In order to entertain his YouTube subscribers, Trevor Jacob piloted a doomed plane through a clear sky over the Los Padres National Forest in late November 2021. He explained to the audience that he was traveling to Mammoth Lakes. Jacob, however, announced he was experiencing engine trouble a half-hour into the flight, swung the door open, and bailed. While the plane recorded its own terrifying parachute drop into the California wilderness, the man recorded it using a selfie stick.
Since then, countless numbers of people have viewed Jacob’s video, “I Crash My Airplane.” He acknowledged he had planned the entire thing in a plea agreement submitted this week to the U.S. District Court in Los Angeles.
The Justice Department revealed on Thursday that 29-year-old Jacob would enter a guilty plea to concealing evidence and obstructing a federal investigation by intentionally crashing the plane and removing the wreckage in order to increase YouTube views. The maximum sentence for the felony count was 20 years in prison.
His lawyer, Keri Curtis Axel, said in a statement to The Washington Post that Trevor “is taking full responsibility for his error in judgment; he hopes to move past it and to use his status as a world-class action sports athlete, entrepreneur, and influencer to be a source for good in society.”
Authorities claim Jacob made the crash video, which has received over 3 million views on his channel, as part of a promotion for a sponsoring wallet company. Before boarding the plane at Lompoc City Airport in Santa Barbara County, he displays a Ridge wallet in an older version of the video that is no longer available on his channel.
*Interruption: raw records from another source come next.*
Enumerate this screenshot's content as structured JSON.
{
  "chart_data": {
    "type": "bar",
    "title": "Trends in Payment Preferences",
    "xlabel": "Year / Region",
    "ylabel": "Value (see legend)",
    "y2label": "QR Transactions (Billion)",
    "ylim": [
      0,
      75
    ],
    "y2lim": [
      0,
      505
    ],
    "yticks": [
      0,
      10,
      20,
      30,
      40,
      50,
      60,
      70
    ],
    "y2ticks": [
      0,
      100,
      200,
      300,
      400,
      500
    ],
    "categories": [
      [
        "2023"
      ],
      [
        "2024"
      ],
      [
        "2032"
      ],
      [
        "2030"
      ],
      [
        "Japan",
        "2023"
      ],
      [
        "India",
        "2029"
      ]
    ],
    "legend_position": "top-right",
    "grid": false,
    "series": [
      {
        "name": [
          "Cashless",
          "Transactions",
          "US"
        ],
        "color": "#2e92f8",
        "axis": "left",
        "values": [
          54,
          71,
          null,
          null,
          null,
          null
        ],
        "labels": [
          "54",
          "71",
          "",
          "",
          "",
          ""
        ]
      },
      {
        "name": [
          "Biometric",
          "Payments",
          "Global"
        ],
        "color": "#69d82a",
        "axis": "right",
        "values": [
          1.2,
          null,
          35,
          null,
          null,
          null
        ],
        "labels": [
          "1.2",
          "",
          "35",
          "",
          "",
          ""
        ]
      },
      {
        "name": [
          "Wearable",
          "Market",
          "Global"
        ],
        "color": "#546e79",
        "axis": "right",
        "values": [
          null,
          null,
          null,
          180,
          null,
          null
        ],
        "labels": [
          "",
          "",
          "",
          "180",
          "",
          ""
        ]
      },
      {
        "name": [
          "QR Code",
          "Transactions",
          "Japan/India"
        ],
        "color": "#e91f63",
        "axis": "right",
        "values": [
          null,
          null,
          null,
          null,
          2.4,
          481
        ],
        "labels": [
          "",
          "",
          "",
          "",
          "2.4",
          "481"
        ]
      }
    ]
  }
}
Although the Los Angeles Times reported that a promotional link for Jacob was still live on the business’s website on Thursday, the company did not immediately respond to a request for comment.
He informed the National Transportation Safety Board two days after the collision. The organization started an inquiry and informed Jacob that it was his duty to preserve the debris for inspection.
In contrast, the Justice Department claimed in a statement that Jacob had actually hiked to the site of the wreck after crashing the plane and recovered the camera footage.
The Justice Department claimed that he told lies to investigators in the weeks that followed, stating that he was unaware of the location of the debris. In actuality, he and a friend had used a helicopter to remove the airplane’s wreckage, towed it back to the airport in Jacob’s pickup truck, and then disassembled and disposed of it in garbage cans.
After conducting its own investigation into the collision, the Federal Aviation Administration eventually suspended Jacob’s pilot’s license. According to a report in The Post from last year, the FAA cited a number of pieces of evidence that Jacob intentionally crashed his plane, including his failure to signal air traffic control, start the engine, or make an attempt to land the aircraft “despite there being multiple areas within gliding range in which you could have made a safe landing.”
Jacob, a former snowboarder for Team USA at the Olympics, finished ninth in the men’s snowboard cross event at the 2014 Winter Games. He has posted videos of his skydiving and snowboarding stunts on YouTube, where he has 138,000 subscribers.
Jacob can be heard saying, “Thank you God, thank you universe, thank you higher power for watching over me,” in the crash video, which also shows his journey through the wilderness and eventual rescue.
But YouTube commentators quickly expressed their misgivings. Many of them noted that when Jacob evacuated from the plane, he was already wearing a parachute and had his camera and selfie stick with him. Incredulous pilots and aviation fans posted numerous films delving into Jacob’s disaster.